S’agissant des intérêts de source française, le droit interne français ne prévoit pas de retenue à la source, sauf lorsque les revenus sont payés hors de France dans un ETNC (CGI art. 125 A). Dans ces conditions, les intérêts versés à leurs créanciers britanniques par des sociétés françaises devraient continuer à ne subir aucune retenue à la source.

S’agissant des intérêts de source britannique, le droit interne britannique prévoit, sous réserve de quelques exceptions, l’application d’une retenue à la source au taux de 20 %. Cette dernière pourra cependant être supprimée en application des dispositions conventionnelles, sous réserve du respect du formalisme prévu par le droit interne britannique qui suppose le dépôt d’un formulaire comportant notamment une attestation de résidence fiscale.

Redevances

S’agissant des redevances de source française, l’article 182 B du CGI prévoit une retenue à la source au taux de 26,5 % (taux applicable aux sommes payées à compter du 1er janvier 2021).

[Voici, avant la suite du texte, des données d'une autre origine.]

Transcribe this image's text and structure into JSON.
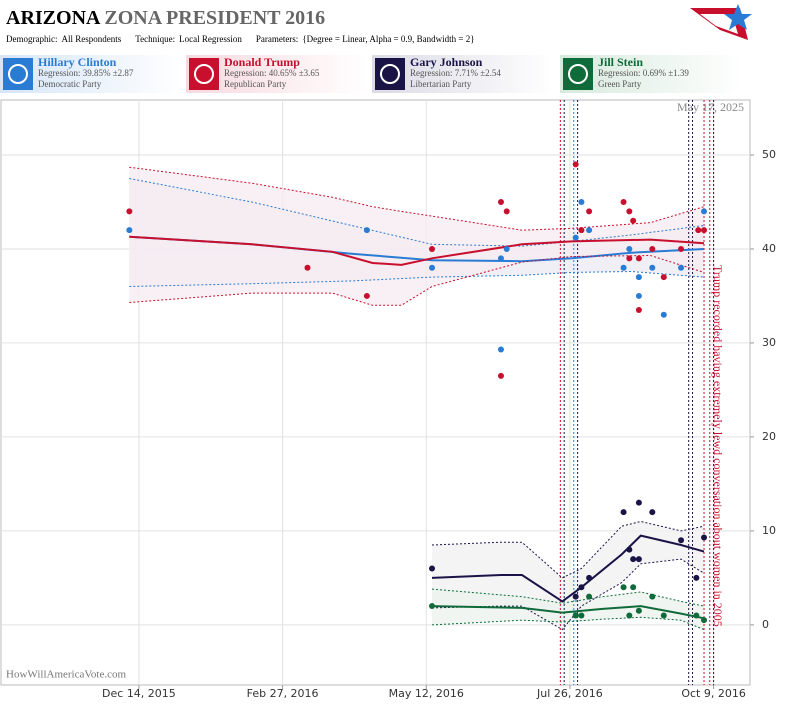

Néanmoins, la convention fiscale franco-britannique prévoit une exonération de retenue à la source, sans condition de détention capitalistique, avec une imposition dans le seul Etat du bénéficiaire du versement (convention art. 13). Ces dispositions sont plus favorables que celles de la DIR et continueront donc à s’appliquer sans modification. Pour qu’elles puissent s’appliquer, les bénéficiaires souscriront le formulaire n° 5000-SD, complété du n° 5003-SD spécifique aux redevances.

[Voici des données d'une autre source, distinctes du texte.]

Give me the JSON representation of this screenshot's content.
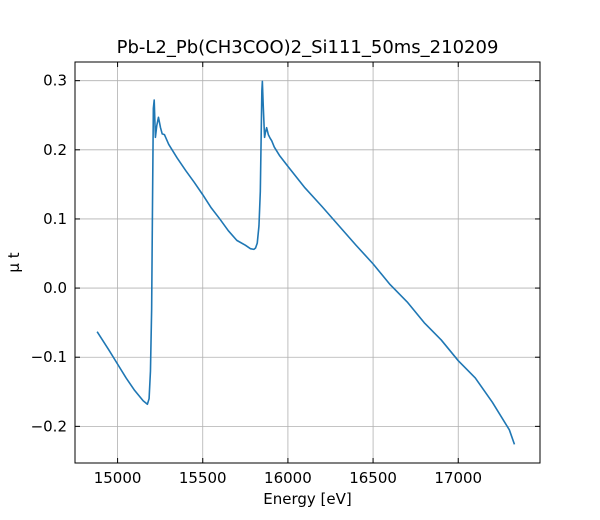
{
  "chart_data": {
    "type": "line",
    "title": "Pb-L2_Pb(CH3COO)2_Si111_50ms_210209",
    "xlabel": "Energy [eV]",
    "ylabel": "μ t",
    "xlim": [
      14750,
      17480
    ],
    "ylim": [
      -0.253,
      0.327
    ],
    "xticks": [
      15000,
      15500,
      16000,
      16500,
      17000
    ],
    "xtick_labels": [
      "15000",
      "15500",
      "16000",
      "16500",
      "17000"
    ],
    "yticks": [
      -0.2,
      -0.1,
      0.0,
      0.1,
      0.2,
      0.3
    ],
    "ytick_labels": [
      "−0.2",
      "−0.1",
      "0.0",
      "0.1",
      "0.2",
      "0.3"
    ],
    "grid": true,
    "legend": "none",
    "series": [
      {
        "color": "#1f77b4",
        "x": [
          14880,
          14950,
          15000,
          15050,
          15100,
          15150,
          15175,
          15185,
          15193,
          15200,
          15205,
          15210,
          15215,
          15222,
          15230,
          15240,
          15252,
          15262,
          15275,
          15300,
          15350,
          15400,
          15450,
          15500,
          15550,
          15600,
          15650,
          15700,
          15750,
          15780,
          15800,
          15810,
          15820,
          15830,
          15838,
          15843,
          15847,
          15850,
          15855,
          15860,
          15863,
          15868,
          15875,
          15885,
          15895,
          15905,
          15920,
          15950,
          16000,
          16100,
          16200,
          16300,
          16400,
          16500,
          16600,
          16700,
          16800,
          16900,
          17000,
          17100,
          17200,
          17300,
          17330
        ],
        "y": [
          -0.063,
          -0.09,
          -0.11,
          -0.13,
          -0.148,
          -0.163,
          -0.168,
          -0.16,
          -0.12,
          -0.03,
          0.12,
          0.26,
          0.272,
          0.218,
          0.235,
          0.247,
          0.232,
          0.223,
          0.222,
          0.208,
          0.188,
          0.17,
          0.153,
          0.135,
          0.116,
          0.1,
          0.083,
          0.069,
          0.062,
          0.057,
          0.056,
          0.058,
          0.065,
          0.09,
          0.14,
          0.22,
          0.285,
          0.299,
          0.265,
          0.235,
          0.218,
          0.225,
          0.232,
          0.222,
          0.217,
          0.213,
          0.204,
          0.192,
          0.176,
          0.145,
          0.118,
          0.09,
          0.062,
          0.035,
          0.005,
          -0.02,
          -0.05,
          -0.075,
          -0.105,
          -0.13,
          -0.165,
          -0.205,
          -0.226
        ]
      }
    ]
  }
}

S’agissant des redevances de source britannique, le droit interne britannique prévoit, dans la plupart des cas, l’application d’une retenue à la source au taux de 20 %. Cette dernière pourra cependant être supprimée en application des dispositions conventionnelles, sous réserve du respect du formalisme prévu par le droit interne britannique, étant précisé qu’en matière de redevances, le contribuable peut apprécier sous sa propre responsabilité si les conditions d’application du taux conventionnel de retenue à la source sont remplies.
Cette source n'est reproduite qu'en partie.